Et la bataille du dernier kilomètre n’est pas près de s’achever : le World Economic Forum estime que d’ici 2030, le nombre de véhicules de livraison serait en croissance de 36% dans les 100 premières villes du monde, avec une demande en hausse de 78% pour la livraison du dernier kilomètre. Plus que jamais, le sujet consistera alors à réconcilier efficacité, sûreté et responsabilité écologique.

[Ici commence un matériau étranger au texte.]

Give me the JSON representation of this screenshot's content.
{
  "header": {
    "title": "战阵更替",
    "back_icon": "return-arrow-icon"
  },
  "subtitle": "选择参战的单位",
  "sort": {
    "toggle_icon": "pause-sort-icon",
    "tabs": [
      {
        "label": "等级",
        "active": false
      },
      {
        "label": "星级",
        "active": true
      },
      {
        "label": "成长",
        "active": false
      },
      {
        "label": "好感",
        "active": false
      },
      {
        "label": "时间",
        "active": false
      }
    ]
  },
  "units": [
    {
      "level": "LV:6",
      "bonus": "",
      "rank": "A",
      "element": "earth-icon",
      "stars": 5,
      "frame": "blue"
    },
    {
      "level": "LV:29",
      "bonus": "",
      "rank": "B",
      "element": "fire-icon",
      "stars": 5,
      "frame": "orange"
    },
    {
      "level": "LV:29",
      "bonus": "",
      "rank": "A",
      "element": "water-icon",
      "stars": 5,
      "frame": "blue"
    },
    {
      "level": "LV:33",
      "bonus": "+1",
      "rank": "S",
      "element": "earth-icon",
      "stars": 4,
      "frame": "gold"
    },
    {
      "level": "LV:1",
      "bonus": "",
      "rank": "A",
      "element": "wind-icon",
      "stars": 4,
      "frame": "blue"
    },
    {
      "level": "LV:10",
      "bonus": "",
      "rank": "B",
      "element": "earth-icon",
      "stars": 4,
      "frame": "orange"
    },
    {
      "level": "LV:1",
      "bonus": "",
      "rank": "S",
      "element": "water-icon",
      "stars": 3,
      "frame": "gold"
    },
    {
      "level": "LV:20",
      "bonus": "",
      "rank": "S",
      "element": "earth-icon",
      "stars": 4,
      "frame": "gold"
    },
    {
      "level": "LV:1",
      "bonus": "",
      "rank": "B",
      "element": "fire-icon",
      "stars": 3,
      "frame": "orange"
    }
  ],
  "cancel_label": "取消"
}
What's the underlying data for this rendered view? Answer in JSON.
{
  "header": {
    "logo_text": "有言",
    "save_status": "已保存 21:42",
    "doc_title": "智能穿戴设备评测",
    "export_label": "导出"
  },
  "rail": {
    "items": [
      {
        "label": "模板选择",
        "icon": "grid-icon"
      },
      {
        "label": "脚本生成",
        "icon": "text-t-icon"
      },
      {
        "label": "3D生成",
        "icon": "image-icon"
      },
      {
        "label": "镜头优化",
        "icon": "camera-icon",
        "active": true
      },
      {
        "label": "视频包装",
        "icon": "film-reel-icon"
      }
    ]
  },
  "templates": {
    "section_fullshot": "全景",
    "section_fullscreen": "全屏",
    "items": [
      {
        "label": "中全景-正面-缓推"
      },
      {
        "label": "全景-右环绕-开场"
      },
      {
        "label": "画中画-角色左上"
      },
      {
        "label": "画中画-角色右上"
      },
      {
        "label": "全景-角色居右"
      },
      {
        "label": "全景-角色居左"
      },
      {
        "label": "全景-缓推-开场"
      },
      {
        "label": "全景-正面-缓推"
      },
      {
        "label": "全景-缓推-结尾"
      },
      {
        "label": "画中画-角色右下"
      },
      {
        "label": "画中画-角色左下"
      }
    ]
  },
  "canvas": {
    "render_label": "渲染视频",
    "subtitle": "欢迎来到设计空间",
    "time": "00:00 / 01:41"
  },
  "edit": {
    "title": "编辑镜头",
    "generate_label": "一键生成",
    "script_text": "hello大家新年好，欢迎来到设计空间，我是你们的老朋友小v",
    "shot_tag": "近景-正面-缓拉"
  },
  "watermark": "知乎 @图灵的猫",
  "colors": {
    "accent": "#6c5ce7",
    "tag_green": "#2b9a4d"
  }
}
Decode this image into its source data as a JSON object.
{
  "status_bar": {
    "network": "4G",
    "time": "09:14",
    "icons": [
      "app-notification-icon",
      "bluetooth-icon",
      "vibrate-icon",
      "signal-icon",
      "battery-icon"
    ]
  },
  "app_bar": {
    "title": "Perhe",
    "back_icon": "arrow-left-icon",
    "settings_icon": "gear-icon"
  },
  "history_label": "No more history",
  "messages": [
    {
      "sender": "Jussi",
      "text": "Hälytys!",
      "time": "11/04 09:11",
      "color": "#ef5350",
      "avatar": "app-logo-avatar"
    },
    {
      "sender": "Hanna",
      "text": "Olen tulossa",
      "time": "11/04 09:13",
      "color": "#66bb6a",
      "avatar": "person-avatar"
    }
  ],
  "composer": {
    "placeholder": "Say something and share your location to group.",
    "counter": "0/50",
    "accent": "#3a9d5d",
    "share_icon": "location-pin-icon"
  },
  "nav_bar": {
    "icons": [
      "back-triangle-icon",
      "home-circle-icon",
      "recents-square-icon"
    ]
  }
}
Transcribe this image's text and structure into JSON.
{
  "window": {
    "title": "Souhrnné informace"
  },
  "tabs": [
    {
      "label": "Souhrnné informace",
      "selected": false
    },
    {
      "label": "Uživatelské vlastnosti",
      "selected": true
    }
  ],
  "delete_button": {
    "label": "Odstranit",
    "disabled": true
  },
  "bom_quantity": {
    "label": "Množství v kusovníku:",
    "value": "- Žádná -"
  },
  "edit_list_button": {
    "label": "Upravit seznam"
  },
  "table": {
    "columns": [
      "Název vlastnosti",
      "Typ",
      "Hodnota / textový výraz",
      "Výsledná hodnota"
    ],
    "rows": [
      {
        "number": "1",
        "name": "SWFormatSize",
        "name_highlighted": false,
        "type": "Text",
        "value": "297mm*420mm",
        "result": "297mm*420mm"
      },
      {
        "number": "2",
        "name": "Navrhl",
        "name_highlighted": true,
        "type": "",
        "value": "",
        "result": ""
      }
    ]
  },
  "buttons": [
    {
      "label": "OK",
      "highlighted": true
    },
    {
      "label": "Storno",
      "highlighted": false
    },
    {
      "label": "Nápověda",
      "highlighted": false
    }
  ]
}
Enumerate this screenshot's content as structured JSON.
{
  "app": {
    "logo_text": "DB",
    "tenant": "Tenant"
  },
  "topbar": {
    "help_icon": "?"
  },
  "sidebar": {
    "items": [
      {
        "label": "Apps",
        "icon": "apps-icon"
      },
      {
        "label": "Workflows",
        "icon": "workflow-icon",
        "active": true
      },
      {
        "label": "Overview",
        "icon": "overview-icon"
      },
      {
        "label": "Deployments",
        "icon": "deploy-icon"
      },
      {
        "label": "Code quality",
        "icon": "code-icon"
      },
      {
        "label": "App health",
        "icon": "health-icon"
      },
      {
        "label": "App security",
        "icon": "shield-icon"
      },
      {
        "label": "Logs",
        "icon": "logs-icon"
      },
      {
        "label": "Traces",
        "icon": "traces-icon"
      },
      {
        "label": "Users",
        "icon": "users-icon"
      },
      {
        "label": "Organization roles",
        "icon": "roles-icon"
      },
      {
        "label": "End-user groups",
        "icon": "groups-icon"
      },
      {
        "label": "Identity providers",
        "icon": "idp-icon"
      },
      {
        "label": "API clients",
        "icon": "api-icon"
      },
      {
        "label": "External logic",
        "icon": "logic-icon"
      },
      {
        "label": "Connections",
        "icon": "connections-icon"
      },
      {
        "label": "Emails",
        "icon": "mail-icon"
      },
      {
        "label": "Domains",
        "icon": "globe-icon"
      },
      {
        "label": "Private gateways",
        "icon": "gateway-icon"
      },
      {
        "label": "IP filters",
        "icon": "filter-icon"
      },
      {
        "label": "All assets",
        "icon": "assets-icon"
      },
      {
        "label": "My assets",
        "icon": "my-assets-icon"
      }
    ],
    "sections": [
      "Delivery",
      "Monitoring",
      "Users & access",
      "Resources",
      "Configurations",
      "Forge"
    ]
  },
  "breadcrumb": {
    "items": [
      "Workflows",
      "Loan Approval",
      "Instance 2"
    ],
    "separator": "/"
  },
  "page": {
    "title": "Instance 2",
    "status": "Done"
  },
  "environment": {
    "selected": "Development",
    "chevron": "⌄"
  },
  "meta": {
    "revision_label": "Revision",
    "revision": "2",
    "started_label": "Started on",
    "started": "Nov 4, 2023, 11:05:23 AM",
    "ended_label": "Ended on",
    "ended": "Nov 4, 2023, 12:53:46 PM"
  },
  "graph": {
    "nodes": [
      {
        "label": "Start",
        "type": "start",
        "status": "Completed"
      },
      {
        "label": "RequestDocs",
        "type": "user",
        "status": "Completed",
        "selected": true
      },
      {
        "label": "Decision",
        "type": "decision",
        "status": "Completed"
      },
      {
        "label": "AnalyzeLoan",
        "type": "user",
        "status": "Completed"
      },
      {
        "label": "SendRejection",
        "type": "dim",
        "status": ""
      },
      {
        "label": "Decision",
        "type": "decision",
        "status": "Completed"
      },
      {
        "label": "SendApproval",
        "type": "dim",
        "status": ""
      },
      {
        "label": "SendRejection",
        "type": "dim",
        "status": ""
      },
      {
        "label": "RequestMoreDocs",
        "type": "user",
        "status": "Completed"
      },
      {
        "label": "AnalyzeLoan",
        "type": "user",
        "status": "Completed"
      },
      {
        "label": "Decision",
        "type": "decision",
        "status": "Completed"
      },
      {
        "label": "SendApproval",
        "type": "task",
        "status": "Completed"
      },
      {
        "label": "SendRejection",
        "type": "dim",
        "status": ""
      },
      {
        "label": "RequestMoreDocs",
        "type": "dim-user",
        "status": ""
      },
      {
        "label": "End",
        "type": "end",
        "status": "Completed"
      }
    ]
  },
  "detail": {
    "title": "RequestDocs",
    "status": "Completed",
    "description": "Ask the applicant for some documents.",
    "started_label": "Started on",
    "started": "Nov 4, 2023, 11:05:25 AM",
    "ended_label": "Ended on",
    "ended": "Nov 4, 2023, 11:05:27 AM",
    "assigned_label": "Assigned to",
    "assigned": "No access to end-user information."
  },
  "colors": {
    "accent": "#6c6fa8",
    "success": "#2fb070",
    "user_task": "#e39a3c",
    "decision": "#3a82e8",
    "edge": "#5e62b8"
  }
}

Le circulaire rentre dans la danse

Enjeu majeur de la transition, la durabilité s’impose aussi comme opportunité d’affaires pour les distributeurs. 67% des Français prévoient d'acheter de seconde main cette année. L’essor du marché de l’occasion auprès des consommateurs, à la fois porté par des motivations responsables et la contrainte budgétaire des foyers, en est une preuve réelle : en 2020, il a drainé une activité de 7,4 milliards d’euros (hors automobile), dont plus de la moitié en ligne, selon Xerfi. Et la tendance va s’accentuer, dans un mouvement vertueux dû à la croissance de la demande et au développement de l’offre.

Aux côtés des pure players comme Le Bon Coin ou Vinted, (désormais quatrième site d’e-commerce le plus visité de France), les acteurs de la grande distribution s’engagent dans ce marché, espérant y trouver de nouveaux leviers de croissance, notamment pour le modèle hypermarché en perte de vitesse : des généralistes comme Leclerc, Casino, Carrefour, Auchan ou Système U, mais aussi des spécialisées comme Kiabi ou Gemo pour l’habillement, Darty et Boulanger pour l’électroménager, ou La Redoute avec La Reboucle.

La réinvention de la distribution ne fait que commencer.